Bulletin News

Toxic flatworms fuel student research project 


Worms are commonly dismissed as beneath us — literally. But Elizabeth DuBois, a junior biology major at SUNY Cortland, knows these oft-ignored creatures have potential to be underground sensations of the science world. 

For DuBois’ honors thesis research project, that means unlocking the secrets of a bacteria found on Bipalium kewense and Bipalium adventitium, toxic varieties of flatworms (planarians). She wants to learn whether those bacteria make a neurotoxin known as tetrodotoxin that’s produced by the hammer-headed worms and marine animals like pufferfish. 

“I’m motivated by an interest in learning new things about science,” DuBois said. “Sometimes it can definitely be frustrating. You have things that won’t go right, or you were expecting a different outcome. But the thing about that is that when you weren’t expecting an outcome, you learn something new. I’m really interested in my project now and it’s fun.”  

Once the toxin is better understood, DuBois expects it could be used to improve a range of medical treatments, including pain relievers, and create new ways to treat the effects of tetrodotoxin exposure itself. 

Christa Chatfield, a professor in the Biological Sciences Department, is the primary advisor and mentor for DuBois’ research, and provides her with lab space and materials. She said the microbes being studied are almost a “complete unknown,’” which makes the test results even more exciting as they come in. 

Elizabeth DuBois' research on flatworms examines how the animals are able to make a dangerous neurotoxin.

“Her work is progressing nicely,” said Chatfield, who noted she and DuBois would soon have data on the identity of bacteria she has isolated from the skin of two planarian worms she sampled this semester. “She isolated around a dozen unique species, and we are identifying them using genetic sequencing. She has been able to get a lot of success in the PCR (polymerase chain reactions) needed for the sequencing, which can be challenging with samples of unknown species identity.” 

Peter Ducey, a distinguished teaching professor in the university’s Biological Sciences Department, who has contributed to planarian research for decades and been used as an expert on national television, noted that tetrodotoxin has been studied for decades due to its impact on humans and other animals. But how it’s created by organisms has somehow remained a mystery. 

The project is fascinating in that it’s addressing questions whose answers can have implications for many areas of biology, ranging from the biosynthesis of medically important neurotoxins to the evolution of ecologically significant invasive species,” Ducey said. 

As part of her project, DuBois takes samples of planarian skin provided by Ducey and cultures them. Then she gets DNA samples from the resulting bacteria before finally identifying the bacterial species.  

Once complete, DuBois’ research will be a valuable building block toward both future studies and, she says, for her future career plans. 

“I want to study microbiology and immunology in grad school, or molecular biology. Hopefully, I’ll get my Ph.D. and then, in the long run, I think I’ll probably become a professor and run a lab of my own.” 
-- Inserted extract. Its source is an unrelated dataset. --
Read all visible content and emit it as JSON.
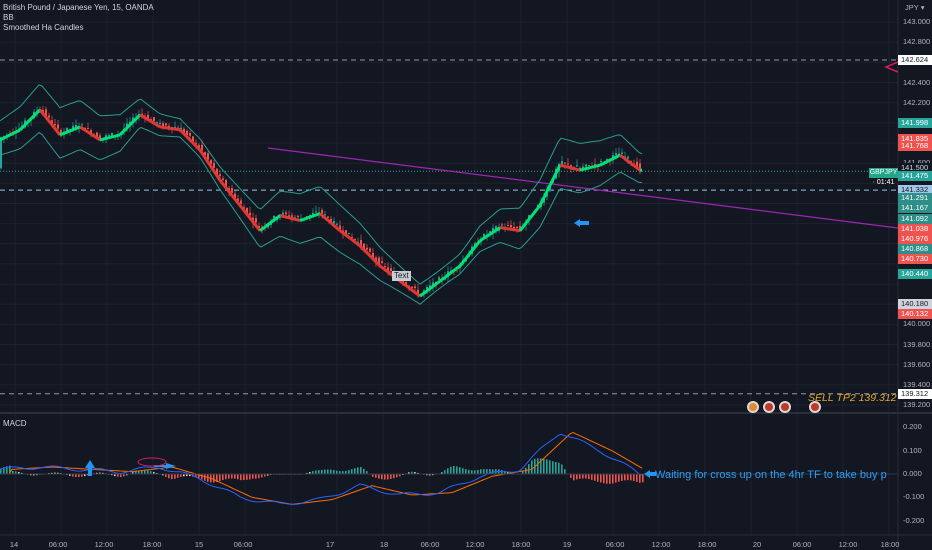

DuBois’ research will continue in the spring semester with support from a national grant she earned from the Beta Beta Beta (Tribeta) Biology Honors society, along with SUNY Cortland’s new Biology Alumni-Supported Undergraduate Research (ASUR) grant and Student Progress in Undergraduate Research (SPUR) grant.  

Bipalium adventitium, a broadhead planarian that's a focus of DuBois' research, lives across the Northern United States, including Cortland.

The financial support has helped fund needed research equipment, including an ELISA (enzyme-linked immunosorbent assay) kit that DuBois says is specific to her experiments and vital for accurate analysis. 

As to the question of how a person becomes intrigued by the largely unseen invertebrates in the first place, DuBois credits class time with flatworm fan Ducey. He in turn has enjoyed seeing the growth of a new scientist. 

I have been very impressed with how Elizabeth combines her creativity and her scientific reasoning and training to everything she does,” Ducey said. “I’m eager to see how she will make real contributions in science with her unique perspectives and investigative skill sets.”